Vice President Mike Pence said bilateral negotiations with North Korea aren't going to happen as he continued his trip to Asia to put pressure on U.S. allies to join in a more aggressive stance toward Kim Jong Un.
"I think, not at this time," Pence said when asked on CNN about the possibility of direct talks between the two nations. He said getting allies on board with emphasizing that the Korean Peninsula must be free of nuclear weapons is the first priority.
"The president's vision for this is very straightforward," Pence said. "And, that is that we are going to make it clear to the regime in Pyongyang that the days of broken promises and the days of running out the clock on agreements with the wider world are over."

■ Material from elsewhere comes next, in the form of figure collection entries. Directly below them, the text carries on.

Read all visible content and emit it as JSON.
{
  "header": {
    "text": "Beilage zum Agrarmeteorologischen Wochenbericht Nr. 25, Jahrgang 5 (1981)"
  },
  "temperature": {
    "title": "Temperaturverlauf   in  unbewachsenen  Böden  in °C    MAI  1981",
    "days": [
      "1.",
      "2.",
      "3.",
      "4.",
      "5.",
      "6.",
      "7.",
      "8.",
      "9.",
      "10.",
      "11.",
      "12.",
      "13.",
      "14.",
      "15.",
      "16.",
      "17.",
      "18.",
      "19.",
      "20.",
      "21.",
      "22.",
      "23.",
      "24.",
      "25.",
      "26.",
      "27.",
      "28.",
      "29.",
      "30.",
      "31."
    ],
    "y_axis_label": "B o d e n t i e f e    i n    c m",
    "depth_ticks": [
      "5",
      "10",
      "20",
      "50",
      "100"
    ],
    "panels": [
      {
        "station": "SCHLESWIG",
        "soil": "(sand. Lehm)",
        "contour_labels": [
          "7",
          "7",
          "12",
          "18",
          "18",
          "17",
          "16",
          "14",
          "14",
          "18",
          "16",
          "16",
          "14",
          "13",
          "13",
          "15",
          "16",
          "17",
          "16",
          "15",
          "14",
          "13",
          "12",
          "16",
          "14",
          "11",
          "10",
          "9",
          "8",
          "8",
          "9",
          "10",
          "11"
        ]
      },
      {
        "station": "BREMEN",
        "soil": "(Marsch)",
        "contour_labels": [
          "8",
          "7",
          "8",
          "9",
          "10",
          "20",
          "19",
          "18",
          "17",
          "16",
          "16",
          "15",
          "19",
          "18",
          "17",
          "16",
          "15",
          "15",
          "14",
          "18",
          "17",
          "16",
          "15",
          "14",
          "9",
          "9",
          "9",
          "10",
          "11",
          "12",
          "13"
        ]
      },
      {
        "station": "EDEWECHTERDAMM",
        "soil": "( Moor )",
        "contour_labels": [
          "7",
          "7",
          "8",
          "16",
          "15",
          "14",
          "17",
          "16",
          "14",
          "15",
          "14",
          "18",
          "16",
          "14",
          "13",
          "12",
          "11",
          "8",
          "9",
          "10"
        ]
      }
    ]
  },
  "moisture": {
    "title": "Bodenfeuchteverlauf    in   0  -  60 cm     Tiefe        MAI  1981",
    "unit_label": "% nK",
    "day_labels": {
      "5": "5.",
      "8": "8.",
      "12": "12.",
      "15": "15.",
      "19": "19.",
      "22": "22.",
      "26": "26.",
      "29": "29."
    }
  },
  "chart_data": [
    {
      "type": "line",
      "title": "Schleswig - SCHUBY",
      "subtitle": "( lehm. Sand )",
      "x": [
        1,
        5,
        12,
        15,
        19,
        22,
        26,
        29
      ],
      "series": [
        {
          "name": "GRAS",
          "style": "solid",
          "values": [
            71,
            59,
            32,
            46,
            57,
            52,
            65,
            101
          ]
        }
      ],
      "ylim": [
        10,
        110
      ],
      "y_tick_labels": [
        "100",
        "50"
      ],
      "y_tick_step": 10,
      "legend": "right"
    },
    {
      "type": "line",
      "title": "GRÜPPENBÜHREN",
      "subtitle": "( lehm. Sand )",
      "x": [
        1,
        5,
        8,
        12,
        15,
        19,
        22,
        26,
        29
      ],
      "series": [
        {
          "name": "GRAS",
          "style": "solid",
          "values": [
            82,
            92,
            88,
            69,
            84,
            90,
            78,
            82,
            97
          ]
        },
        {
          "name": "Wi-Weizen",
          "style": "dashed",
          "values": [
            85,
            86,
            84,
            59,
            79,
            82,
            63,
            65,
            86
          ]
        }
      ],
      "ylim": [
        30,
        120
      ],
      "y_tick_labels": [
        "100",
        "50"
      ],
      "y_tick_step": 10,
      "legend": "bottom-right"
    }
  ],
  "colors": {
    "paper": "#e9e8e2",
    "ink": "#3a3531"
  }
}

Pence, who visited the Demilitarized Zone between North and South Korea during his trip, said the White House didn't mean to mislead the public when it said the USS Carl Vinson was sailing toward the Korean Peninsula last week when it was not.

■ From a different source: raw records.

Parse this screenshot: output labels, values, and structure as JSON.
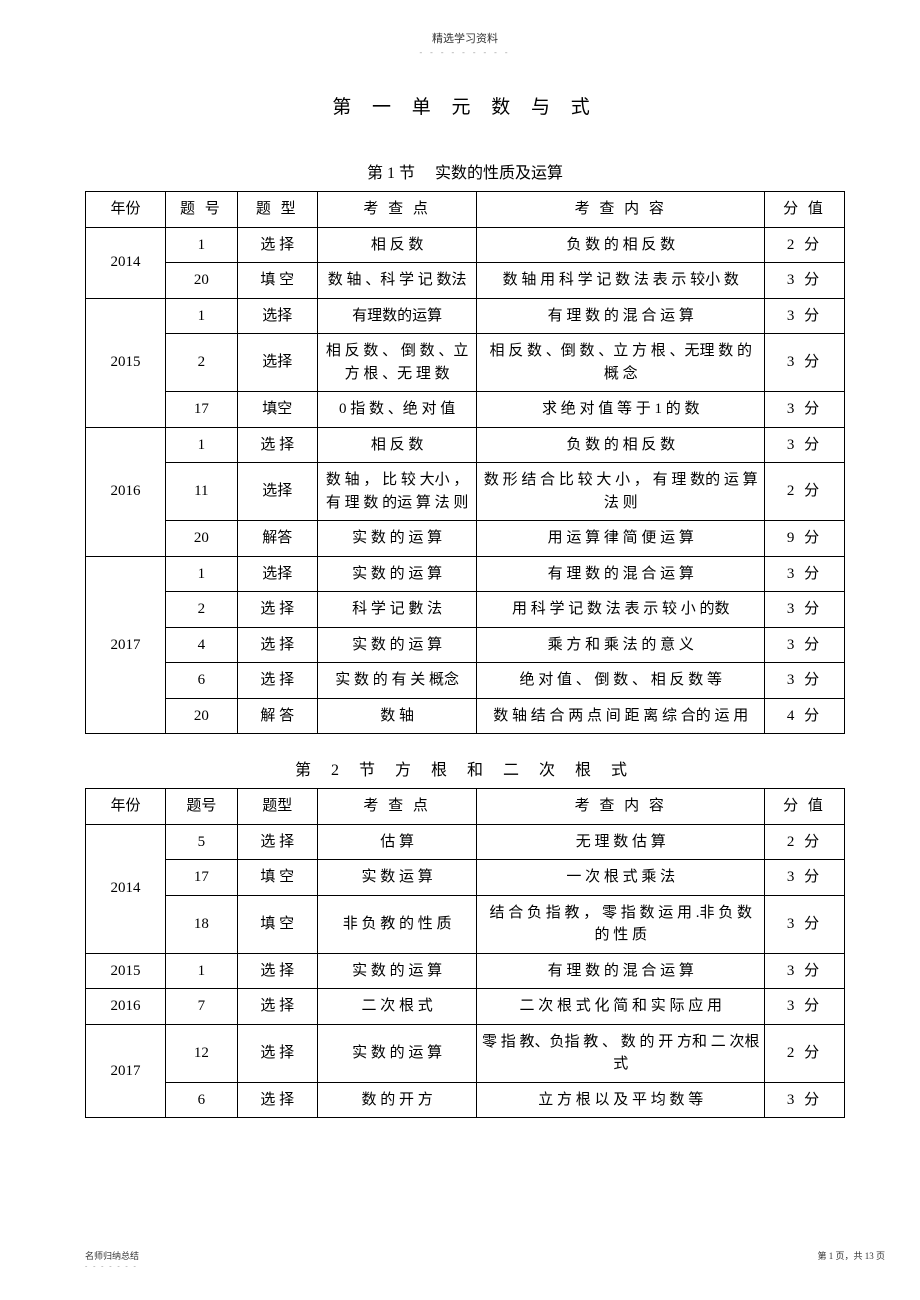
{
  "header": {
    "small_text": "精选学习资料",
    "dots": "- - - - - - - - -"
  },
  "chapter_title": "第 一 单 元 数 与 式",
  "section1": {
    "title": "第 1 节　 实数的性质及运算",
    "headers": {
      "year": "年份",
      "num": "题 号",
      "type": "题 型",
      "point": "考 查 点",
      "content": "考 查 内 容",
      "score": "分 值"
    },
    "rows": [
      {
        "year": "2014",
        "rowspan": 2,
        "num": "1",
        "type": "选 择",
        "point": "相 反 数",
        "content": "负 数 的 相 反 数",
        "score": "2 分"
      },
      {
        "num": "20",
        "type": "填 空",
        "point": "数 轴 、科 学 记 数法",
        "content": "数 轴 用 科 学 记 数 法 表 示 较小 数",
        "score": "3 分"
      },
      {
        "year": "2015",
        "rowspan": 3,
        "num": "1",
        "type": "选择",
        "point": "有理数的运算",
        "content": "有 理 数 的 混 合 运 算",
        "score": "3 分"
      },
      {
        "num": "2",
        "type": "选择",
        "point": "相 反 数 、 倒 数 、立 方 根 、无 理 数",
        "content": "相 反 数 、倒 数 、立 方 根 、无理 数 的 概 念",
        "score": "3 分"
      },
      {
        "num": "17",
        "type": "填空",
        "point": "0 指 数 、绝 对 值",
        "content": "求 绝 对 值 等 于  1 的 数",
        "score": "3 分"
      },
      {
        "year": "2016",
        "rowspan": 3,
        "num": "1",
        "type": "选 择",
        "point": "相 反 数",
        "content": "负 数 的 相 反 数",
        "score": "3 分"
      },
      {
        "num": "11",
        "type": "选择",
        "point": "数 轴 ， 比 较 大小 ， 有 理 数  的运 算 法 则",
        "content": "数 形 结 合 比 较 大 小 ， 有 理 数的 运 算 法 则",
        "score": "2 分"
      },
      {
        "num": "20",
        "type": "解答",
        "point": "实 数 的 运 算",
        "content": "用 运 算 律 简 便 运 算",
        "score": "9 分"
      },
      {
        "year": "2017",
        "rowspan": 5,
        "num": "1",
        "type": "选择",
        "point": "实 数 的 运 算",
        "content": "有 理 数 的 混 合 运 算",
        "score": "3 分"
      },
      {
        "num": "2",
        "type": "选 择",
        "point": "科 学 记 數 法",
        "content": "用 科 学 记 数 法 表 示 较 小 的数",
        "score": "3 分"
      },
      {
        "num": "4",
        "type": "选 择",
        "point": "实 数 的 运 算",
        "content": "乘 方 和 乘 法 的 意 义",
        "score": "3 分"
      },
      {
        "num": "6",
        "type": "选 择",
        "point": "实 数 的 有 关 概念",
        "content": "绝 对 值 、 倒 数 、 相 反 数 等",
        "score": "3 分"
      },
      {
        "num": "20",
        "type": "解 答",
        "point": "数 轴",
        "content": "数 轴 结 合 两 点 间 距 离 综 合的 运 用",
        "score": "4 分"
      }
    ]
  },
  "section2": {
    "title": "第  2  节  方  根  和  二  次  根  式",
    "headers": {
      "year": "年份",
      "num": "题号",
      "type": "题型",
      "point": "考 查 点",
      "content": "考 查 内 容",
      "score": "分 值"
    },
    "rows": [
      {
        "year": "2014",
        "rowspan": 3,
        "num": "5",
        "type": "选 择",
        "point": "估 算",
        "content": "无 理 数 估 算",
        "score": "2 分"
      },
      {
        "num": "17",
        "type": "填 空",
        "point": "实 数 运 算",
        "content": "一 次 根 式 乘 法",
        "score": "3 分"
      },
      {
        "num": "18",
        "type": "填 空",
        "point": "非 负 教 的 性 质",
        "content": "结 合 负 指 教 ， 零 指 数 运 用 .非 负 数 的 性 质",
        "score": "3 分"
      },
      {
        "year": "2015",
        "rowspan": 1,
        "num": "1",
        "type": "选 择",
        "point": "实 数 的 运 算",
        "content": "有 理 数 的 混 合 运 算",
        "score": "3 分"
      },
      {
        "year": "2016",
        "rowspan": 1,
        "num": "7",
        "type": "选 择",
        "point": "二 次 根 式",
        "content": "二 次 根 式 化 简 和 实 际 应 用",
        "score": "3 分"
      },
      {
        "year": "2017",
        "rowspan": 2,
        "num": "12",
        "type": "选 择",
        "point": "实 数 的 运 算",
        "content": "零 指 教、负指  教 、 数 的 开 方和 二 次根 式",
        "score": "2 分"
      },
      {
        "num": "6",
        "type": "选 择",
        "point": "数 的 开 方",
        "content": "立 方 根 以 及 平 均 数 等",
        "score": "3 分"
      }
    ]
  },
  "footer": {
    "left": "名师归纳总结",
    "left_dots": "- - - - - - -",
    "right": "第 1 页，共 13 页"
  }
}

The White House told reporters, and President Trump confirmed, that the Vinson was sailing north as a display of force against North Korea. However, the reality was that it sailed south to the South Pacific to take part in a short exercise with the Australian Navy before heading toward North Korea.
Pence said that was an unintentional mistake and the commitment of the U.S. in the region can't be questioned.
"We've got an extraordinary commitment of U.S. forces in this region and the Carl Vinson and that battle group are being deployed to the Sea of Japan and will likely arrive here in the coming weeks," he said.